How would you determine the probability that there strict majority of voters in a 3 party system? In particular, when there are 3, 4 and 5 voters.
In other words, if you have a randomized 3 people, who can have the same voting preferences, what is the probability there will be a majority?
Here is what I have tried so far:
1) Binomial Theorem
2) Combinatorics
So for 3 parties there are 3! = 6 different arrangements of voting preferences:
- A>B>C
- A>C>B
- B>A>C
- B>C>A
- C>A>B
- C>B>A
From this, I know that there a total of $6^3$ = $\binom{6} {1} $ $\binom{6} {1} $$\binom{6} {1} $ different possibilities with repetition.
Binomial Probability
The probability of any person having a given first choice is 1/3
Let p= prob of success = 1/3
Let q= 1-p= 2/3 i.e probability of not having the same vote
A majority of 3 is either 3/3 people or 2/3 people:
If 2 people of 3 have same 1st choice:
P (X=2) = $\binom{3} {2} $ $(1/3)^2$ $(2/3)^1$ = 6/27
If 3 people of 3 have same 1st choice:
P (X=3) = $\binom{3} {3} $ $(1/3)^3$ = 1/27
The sum of these = 7/27 = about 25.926 %
Therefore the probability of there being a majority with 3 voters is 7/27 = 25.93 %
FOR 5 PEOPLE:
I can extend this to 5 people where there is still p=1/3 and q=2/3, and a majority is obtained by 5 out 5 voters, 4 out of 5 or 3 out of 5.
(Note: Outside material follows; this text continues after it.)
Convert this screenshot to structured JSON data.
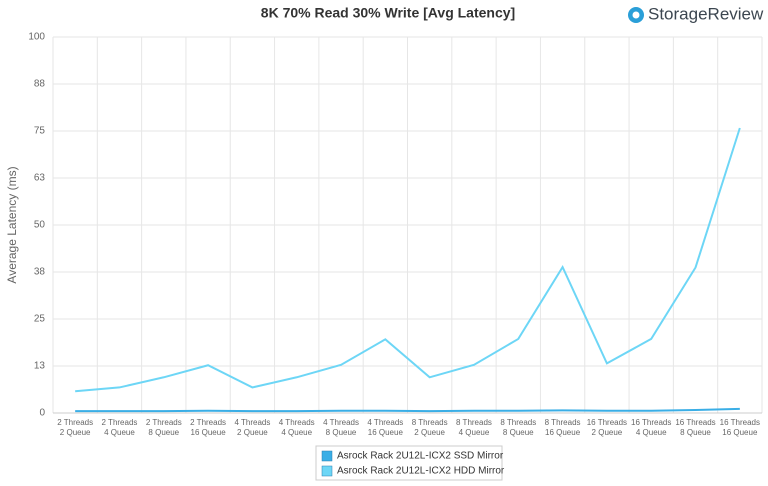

Thus the probability for a majority is
P(X>2) = P (X=3) + P(X=4) + P(X=5)
= $\binom{5} {3} $ $(1/3)^3$ $(2/3)^2$ +$\binom{5} {4} $ $(1/3)^4$ $(2/3)^1$ +$\binom{5} {5} $ $(1/3)^5$
= 51/243
Combinatorics
If I want there to not be a majority with 3 people, then I need to pick, say, 1 person with A as a 1st choice, the next person with a B as their first choice, and the last person with C as their first choice So, any of the 6 preferences for the 1st person, any of the 4 remaining preferences that exclude A as their first choice, and then any of the 2 remaining preferences for the 3rd voter :
$\binom{6} {1} $ $\binom{4} {1} $ $\binom{2} {1} $ = 6*4*2 = 48
Thus the probability of there NOT being a majority is 48/216 which is about 0.2222.
Then the probability of there being a majority is 77.78%, which is contradicts with the binomial theorem results.
Any help is appreciated ! Thanks a ton!!
EDIT: I just realized that if I multiply my binomial result by 3, the number of voters, I get the same result as by combinatorics.
(Since there are 3 different initial voter choices i.e the 1st voter can pick A, and then I find the probability of at least one the other 2 picking A, then it's the same probability the first voter votes for B or C, similar to arranging people around a table).
How can I extend this result to 4 and 5 people though?